Writer Charles Soule (Star Wars: Lando, Star Wars: Obi-Wan and Anakin, Star Wars: Darth Vader – Dark Lord of the Sith) obviously already has a handle on how to tell stories with these characters, and he nails each of their individual voices. The conversations between Leia and Lando, in particular, sound as though they are being delivered directly through the mouths of actors Carrie Fisher and Billy Dee Williams, not to mention the typewriters of screenwriters like Lawrence Kasdan and Leigh Brackett. And artist Jesus Saiz (Doctor Strange, Captain America, Star Wars: Doctor Aphra) beautifully captures the cataclysmic atmosphere coming out of the end of Empire, while never sacrificing recognizable likenesses of all these familiar faces and locations.

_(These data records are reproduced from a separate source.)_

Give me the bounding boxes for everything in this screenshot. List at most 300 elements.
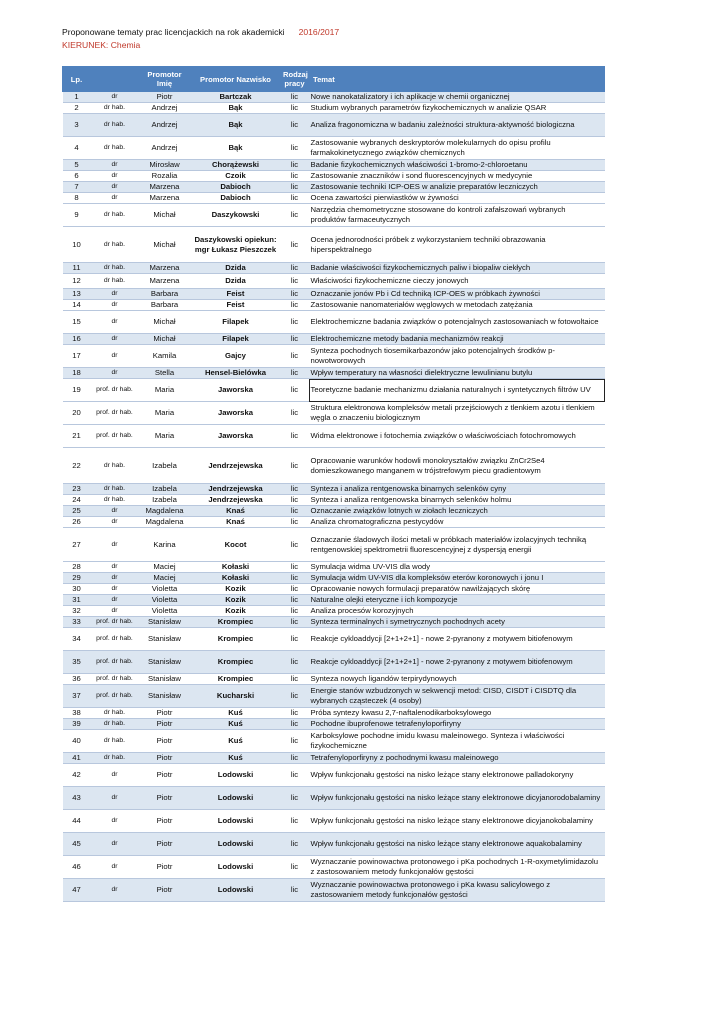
table-row [63,402,605,425]
cell-lp: 42 [63,764,91,787]
cell-type: lic [281,810,309,833]
cell-degree: dr [91,562,139,573]
cell-lp: 43 [63,787,91,810]
cell-first-name: Michał [139,311,191,334]
cell-type: lic [281,674,309,685]
cell-first-name: Stanisław [139,674,191,685]
cell-degree: dr [91,334,139,345]
department-label: KIERUNEK: Chemia [62,40,141,50]
table-row [63,103,605,114]
cell-first-name: Violetta [139,584,191,595]
cell-degree: dr hab. [91,484,139,495]
cell-first-name: Rozalia [139,171,191,182]
cell-type: lic [281,879,309,902]
table-row [63,114,605,137]
cell-topic: Synteza terminalnych i symetrycznych pochodnych acety [309,617,605,628]
cell-lp: 5 [63,160,91,171]
cell-first-name: Piotr [139,833,191,856]
cell-last-name: Knaś [191,517,281,528]
cell-first-name: Stella [139,368,191,379]
table-row [63,506,605,517]
cell-last-name: Kuś [191,708,281,719]
cell-first-name: Maria [139,425,191,448]
cell-last-name: Knaś [191,506,281,517]
cell-topic: Opracowanie nowych formulacji preparatów nawilżających skórę [309,584,605,595]
cell-first-name: Izabela [139,484,191,495]
cell-first-name: Maciej [139,562,191,573]
cell-last-name: Jaworska [191,402,281,425]
cell-type: lic [281,137,309,160]
cell-topic: Studium wybranych parametrów fizykochemicznych w analizie QSAR [309,103,605,114]
cell-topic: Próba syntezy kwasu 2,7-naftalenodikarboksylowego [309,708,605,719]
cell-lp: 18 [63,368,91,379]
cell-degree: dr hab. [91,708,139,719]
table-row [63,856,605,879]
cell-last-name: Kołaski [191,562,281,573]
cell-topic: Struktura elektronowa kompleksów metali przejściowych z tlenkiem azotu i tlenkiem węgla o znaczeniu biologicznym [309,402,605,425]
cell-degree: dr [91,528,139,562]
table-row [63,92,605,103]
cell-degree: dr hab. [91,114,139,137]
cell-lp: 46 [63,856,91,879]
cell-type: lic [281,448,309,484]
cell-degree: dr [91,856,139,879]
cell-degree: dr hab. [91,753,139,764]
table-row [63,719,605,730]
cell-degree: prof. dr hab. [91,425,139,448]
cell-last-name: Kuś [191,719,281,730]
cell-first-name: Mirosław [139,160,191,171]
cell-type: lic [281,311,309,334]
cell-first-name: Stanisław [139,685,191,708]
cell-type: lic [281,300,309,311]
cell-lp: 32 [63,606,91,617]
cell-last-name: Krompiec [191,651,281,674]
cell-last-name: Krompiec [191,674,281,685]
cell-topic: Analiza chromatograficzna pestycydów [309,517,605,528]
cell-lp: 30 [63,584,91,595]
cell-last-name: Feist [191,300,281,311]
cell-lp: 2 [63,103,91,114]
cell-degree: dr [91,300,139,311]
cell-lp: 16 [63,334,91,345]
cell-last-name: Bąk [191,103,281,114]
cell-last-name: Lodowski [191,764,281,787]
cell-degree: dr [91,345,139,368]
cell-first-name: Magdalena [139,517,191,528]
cell-lp: 27 [63,528,91,562]
cell-first-name: Izabela [139,495,191,506]
cell-lp: 21 [63,425,91,448]
cell-last-name: Dzida [191,263,281,274]
cell-last-name: Lodowski [191,856,281,879]
topics-table [62,66,605,902]
cell-type: lic [281,584,309,595]
table-row [63,193,605,204]
cell-degree: dr [91,787,139,810]
cell-last-name: Kozik [191,584,281,595]
cell-lp: 22 [63,448,91,484]
cell-topic: Narzędzia chemometryczne stosowane do kontroli zafałszowań wybranych produktów farmaceutycznych [309,204,605,227]
table-row [63,425,605,448]
cell-lp: 31 [63,595,91,606]
cell-topic: Oznaczanie śladowych ilości metali w próbkach materiałów izolacyjnych techniką rentgenowskiej spektrometrii fluorescencyjnej z dyspersją energii [309,528,605,562]
table-row [63,368,605,379]
cell-last-name: Jendrzejewska [191,448,281,484]
academic-year: 2016/2017 [298,27,340,37]
cell-topic: Właściwości fizykochemiczne cieczy jonowych [309,274,605,289]
cell-degree: dr [91,289,139,300]
cell-last-name: Chorążewski [191,160,281,171]
cell-type: lic [281,787,309,810]
cell-lp: 10 [63,227,91,263]
cell-last-name: Daszykowski [191,204,281,227]
cell-last-name: Czoik [191,171,281,182]
cell-type: lic [281,193,309,204]
cell-degree: dr hab. [91,103,139,114]
cell-type: lic [281,506,309,517]
cell-degree: dr [91,810,139,833]
table-row [63,685,605,708]
cell-degree: dr [91,606,139,617]
cell-type: lic [281,495,309,506]
table-row [63,879,605,902]
cell-type: lic [281,595,309,606]
cell-lp: 12 [63,274,91,289]
cell-topic: Naturalne olejki eteryczne i ich kompozycje [309,595,605,606]
cell-last-name: Bartczak [191,92,281,103]
cell-lp: 13 [63,289,91,300]
cell-type: lic [281,528,309,562]
cell-degree: dr hab. [91,495,139,506]
cell-first-name: Kamila [139,345,191,368]
table-row [63,495,605,506]
table-row [63,617,605,628]
table-row [63,448,605,484]
cell-topic: Zastosowanie znaczników i sond fluorescencyjnych w medycynie [309,171,605,182]
cell-lp: 23 [63,484,91,495]
cell-topic: Karboksylowe pochodne imidu kwasu maleinowego. Synteza i właściwości fizykochemiczne [309,730,605,753]
table-row [63,263,605,274]
cell-topic: Elektrochemiczne metody badania mechanizmów reakcji [309,334,605,345]
table-row [63,674,605,685]
cell-topic: Reakcje cykloaddycji [2+1+2+1] - nowe 2-pyranony z motywem bitiofenowym [309,651,605,674]
cell-last-name: Kołaski [191,573,281,584]
cell-type: lic [281,289,309,300]
cell-degree: dr [91,92,139,103]
cell-last-name: Kucharski [191,685,281,708]
table-header-row [63,67,605,92]
cell-type: lic [281,573,309,584]
cell-lp: 28 [63,562,91,573]
table-row [63,484,605,495]
cell-type: lic [281,204,309,227]
cell-topic: Symulacja widm UV-VIS dla kompleksów eterów koronowych i jonu I [309,573,605,584]
cell-degree: dr hab. [91,227,139,263]
cell-type: lic [281,517,309,528]
title-text: Proponowane tematy prac licencjackich na rok akademicki [62,27,285,37]
table-row [63,730,605,753]
cell-lp: 4 [63,137,91,160]
cell-topic: Symulacja widma UV-VIS dla wody [309,562,605,573]
cell-type: lic [281,263,309,274]
cell-last-name: Bąk [191,114,281,137]
cell-type: lic [281,402,309,425]
cell-last-name: Filapek [191,311,281,334]
cell-lp: 37 [63,685,91,708]
cell-last-name: Lodowski [191,879,281,902]
cell-last-name: Dabioch [191,193,281,204]
cell-last-name: Lodowski [191,787,281,810]
cell-last-name: Krompiec [191,617,281,628]
cell-topic: Zastosowanie techniki ICP-OES w analizie preparatów leczniczych [309,182,605,193]
cell-lp: 15 [63,311,91,334]
cell-type: lic [281,334,309,345]
cell-last-name: Filapek [191,334,281,345]
cell-last-name: Lodowski [191,833,281,856]
cell-topic: Energie stanów wzbudzonych w sekwencji metod: CISD, CISDT i CISDTQ dla wybranych cząsteczek (4 osoby) [309,685,605,708]
cell-topic: Zastosowanie wybranych deskryptorów molekularnych do opisu profilu farmakokinetycznego związków chemicznych [309,137,605,160]
cell-first-name: Piotr [139,787,191,810]
cell-first-name: Piotr [139,92,191,103]
cell-last-name: Dzida [191,274,281,289]
cell-last-name: Kozik [191,606,281,617]
cell-first-name: Michał [139,227,191,263]
cell-last-name: Kocot [191,528,281,562]
cell-first-name: Piotr [139,719,191,730]
cell-topic: Wyznaczanie powinowactwa protonowego i pKa kwasu salicylowego z zastosowaniem metody funkcjonałów gęstości [309,879,605,902]
cell-topic: Synteza i analiza rentgenowska binarnych selenków cyny [309,484,605,495]
cell-degree: dr [91,160,139,171]
cell-type: lic [281,617,309,628]
cell-last-name: Hensel-Bielówka [191,368,281,379]
cell-last-name: Daszykowski opiekun: mgr Łukasz Pieszczek [191,227,281,263]
cell-type: lic [281,425,309,448]
cell-degree: dr hab. [91,263,139,274]
cell-lp: 24 [63,495,91,506]
cell-topic: Synteza i analiza rentgenowska binarnych selenków holmu [309,495,605,506]
cell-last-name: Kozik [191,595,281,606]
cell-lp: 33 [63,617,91,628]
cell-last-name: Bąk [191,137,281,160]
cell-lp: 45 [63,833,91,856]
cell-type: lic [281,182,309,193]
table-row [63,137,605,160]
cell-first-name: Maciej [139,573,191,584]
cell-topic: Wpływ funkcjonału gęstości na nisko leżące stany elektronowe dicyjanorodobalaminy [309,787,605,810]
cell-last-name: Kuś [191,730,281,753]
cell-degree: dr [91,879,139,902]
table-row [63,379,605,402]
cell-first-name: Michał [139,334,191,345]
cell-type: lic [281,379,309,402]
cell-degree: dr hab. [91,274,139,289]
cell-lp: 29 [63,573,91,584]
cell-last-name: Jaworska [191,379,281,402]
cell-topic: Widma elektronowe i fotochemia związków o właściwościach fotochromowych [309,425,605,448]
cell-type: lic [281,227,309,263]
cell-degree: dr [91,833,139,856]
cell-type: lic [281,753,309,764]
cell-lp: 44 [63,810,91,833]
column-header-topic: Temat [309,67,605,92]
cell-first-name: Stanisław [139,651,191,674]
cell-first-name: Barbara [139,289,191,300]
cell-degree: prof. dr hab. [91,685,139,708]
cell-first-name: Michał [139,204,191,227]
cell-last-name: Lodowski [191,810,281,833]
table-row [63,651,605,674]
table-row [63,528,605,562]
cell-lp: 1 [63,92,91,103]
cell-type: lic [281,345,309,368]
cell-topic: Wyznaczanie powinowactwa protonowego i pKa pochodnych 1-R-oxymetylimidazolu z zastosowaniem metody funkcjonałów gęstości [309,856,605,879]
cell-degree: dr hab. [91,719,139,730]
cell-topic: Zastosowanie nanomateriałów węglowych w metodach zatężania [309,300,605,311]
table-row [63,764,605,787]
cell-topic: Oznaczanie jonów Pb i Cd techniką ICP-OES w próbkach żywności [309,289,605,300]
table-row [63,227,605,263]
table-row [63,787,605,810]
cell-type: lic [281,484,309,495]
cell-type: lic [281,171,309,182]
table-row [63,345,605,368]
cell-type: lic [281,274,309,289]
cell-last-name: Jaworska [191,425,281,448]
cell-first-name: Andrzej [139,114,191,137]
cell-topic: Synteza nowych ligandów terpirydynowych [309,674,605,685]
cell-topic: Analiza fragonomiczna w badaniu zależności struktura-aktywność biologiczna [309,114,605,137]
cell-first-name: Magdalena [139,506,191,517]
cell-topic: Badanie fizykochemicznych właściwości 1-bromo-2-chloroetanu [309,160,605,171]
cell-first-name: Stanisław [139,628,191,651]
cell-topic: Ocena jednorodności próbek z wykorzystaniem techniki obrazowania hiperspektralnego [309,227,605,263]
cell-degree: prof. dr hab. [91,617,139,628]
cell-topic: Elektrochemiczne badania związków o potencjalnych zastosowaniach w fotowoltaice [309,311,605,334]
cell-degree: prof. dr hab. [91,379,139,402]
cell-first-name: Piotr [139,879,191,902]
cell-last-name: Jendrzejewska [191,495,281,506]
table-row [63,171,605,182]
cell-first-name: Piotr [139,730,191,753]
cell-degree: prof. dr hab. [91,674,139,685]
cell-first-name: Violetta [139,606,191,617]
cell-topic: Teoretyczne badanie mechanizmu działania naturalnych i syntetycznych filtrów UV [309,379,605,402]
cell-last-name: Krompiec [191,628,281,651]
cell-topic: Wpływ temperatury na własności dielektryczne lewulinianu butylu [309,368,605,379]
cell-lp: 14 [63,300,91,311]
cell-first-name: Andrzej [139,103,191,114]
table-row [63,628,605,651]
cell-first-name: Marzena [139,193,191,204]
cell-first-name: Marzena [139,263,191,274]
cell-first-name: Maria [139,379,191,402]
cell-degree: dr [91,368,139,379]
cell-lp: 20 [63,402,91,425]
cell-lp: 7 [63,182,91,193]
cell-lp: 40 [63,730,91,753]
table-row [63,606,605,617]
cell-last-name: Jendrzejewska [191,484,281,495]
column-header-degree [91,67,139,92]
table-row [63,595,605,606]
cell-degree: prof. dr hab. [91,651,139,674]
cell-lp: 17 [63,345,91,368]
cell-degree: dr [91,573,139,584]
cell-degree: dr [91,311,139,334]
table-row [63,810,605,833]
cell-lp: 19 [63,379,91,402]
cell-last-name: Dabioch [191,182,281,193]
cell-first-name: Stanisław [139,617,191,628]
cell-topic: Pochodne ibuprofenowe tetrafenyloporfiryny [309,719,605,730]
cell-degree: dr [91,193,139,204]
cell-topic: Synteza pochodnych tiosemikarbazonów jako potencjalnych środków p-nowotworowych [309,345,605,368]
cell-type: lic [281,114,309,137]
table-row [63,289,605,300]
cell-lp: 38 [63,708,91,719]
cell-first-name: Violetta [139,595,191,606]
cell-lp: 8 [63,193,91,204]
cell-topic: Ocena zawartości pierwiastków w żywności [309,193,605,204]
cell-topic: Tetrafenyloporfiryny z pochodnymi kwasu maleinowego [309,753,605,764]
cell-first-name: Piotr [139,753,191,764]
table-row [63,160,605,171]
cell-lp: 25 [63,506,91,517]
column-header-first-name: Promotor Imię [139,67,191,92]
cell-lp: 3 [63,114,91,137]
cell-first-name: Andrzej [139,137,191,160]
cell-type: lic [281,764,309,787]
cell-topic: Reakcje cykloaddycji [2+1+2+1] - nowe 2-pyranony z motywem bitiofenowym [309,628,605,651]
cell-lp: 36 [63,674,91,685]
cell-last-name: Gajcy [191,345,281,368]
cell-first-name: Piotr [139,856,191,879]
cell-last-name: Feist [191,289,281,300]
cell-first-name: Marzena [139,274,191,289]
cell-type: lic [281,730,309,753]
cell-type: lic [281,103,309,114]
cell-first-name: Marzena [139,182,191,193]
cell-topic: Nowe nanokatalizatory i ich aplikacje w chemii organicznej [309,92,605,103]
cell-type: lic [281,833,309,856]
cell-degree: dr [91,517,139,528]
cell-type: lic [281,685,309,708]
cell-degree: dr hab. [91,137,139,160]
cell-topic: Opracowanie warunków hodowli monokryształów związku ZnCr2Se4 domieszkowanego manganem w trójstrefowym piecu gradientowym [309,448,605,484]
cell-topic: Analiza procesów korozyjnych [309,606,605,617]
table-row [63,204,605,227]
cell-degree: dr [91,584,139,595]
cell-degree: dr [91,182,139,193]
cell-topic: Wpływ funkcjonału gęstości na nisko leżące stany elektronowe dicyjanokobalaminy [309,810,605,833]
table-row [63,753,605,764]
table-row [63,562,605,573]
cell-topic: Badanie właściwości fizykochemicznych paliw i biopaliw ciekłych [309,263,605,274]
cell-first-name: Barbara [139,300,191,311]
cell-type: lic [281,92,309,103]
cell-first-name: Izabela [139,448,191,484]
cell-first-name: Maria [139,402,191,425]
cell-lp: 47 [63,879,91,902]
table-row [63,573,605,584]
table-row [63,274,605,289]
table-row [63,708,605,719]
table-row [63,182,605,193]
cell-lp: 34 [63,628,91,651]
cell-type: lic [281,368,309,379]
cell-lp: 35 [63,651,91,674]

I’m especially impressed by the emotional weight hanging over Luke as he attempts to come to terms with his parentage and the fact that this devastating truth delivered to him by his sworn enemy means his mentors Obi-Wan and Yoda deliberately misled him. I’m incredibly interested to follow Luke’s coming path in this series, as he adjusts to his newfound place in the galaxy and seeks out a means to construct his own lightsaber. But I imagine we’ll also see Leia and Lando’s relationship evolve, more interaction with the Damerons, and even the occasional appearance by Vader himself– though the Dark Lord is getting his own relaunched title beginning in February.
This is a very exciting time in Star Wars comic storytelling– I’ve said for years the absence of Han Solo would inject some much-needed internal conflict into this series which often felt as though it was treading water exploring the period after Episode IV – A New Hope. Lando’s presence is also a welcome one, as I’ve wanted to see that character fleshed out more since the Expanded Universe canon got wiped clean in 2012. I somehow doubt we’ll be meeting Dash Rendar or Prince Xizor along the way, but I am genuinely looking forward to seeing what this team comes up with as an alternative to the Shadows of the Empire strategy.
Star Wars (2020) #1 is available now wherever comic books are sold.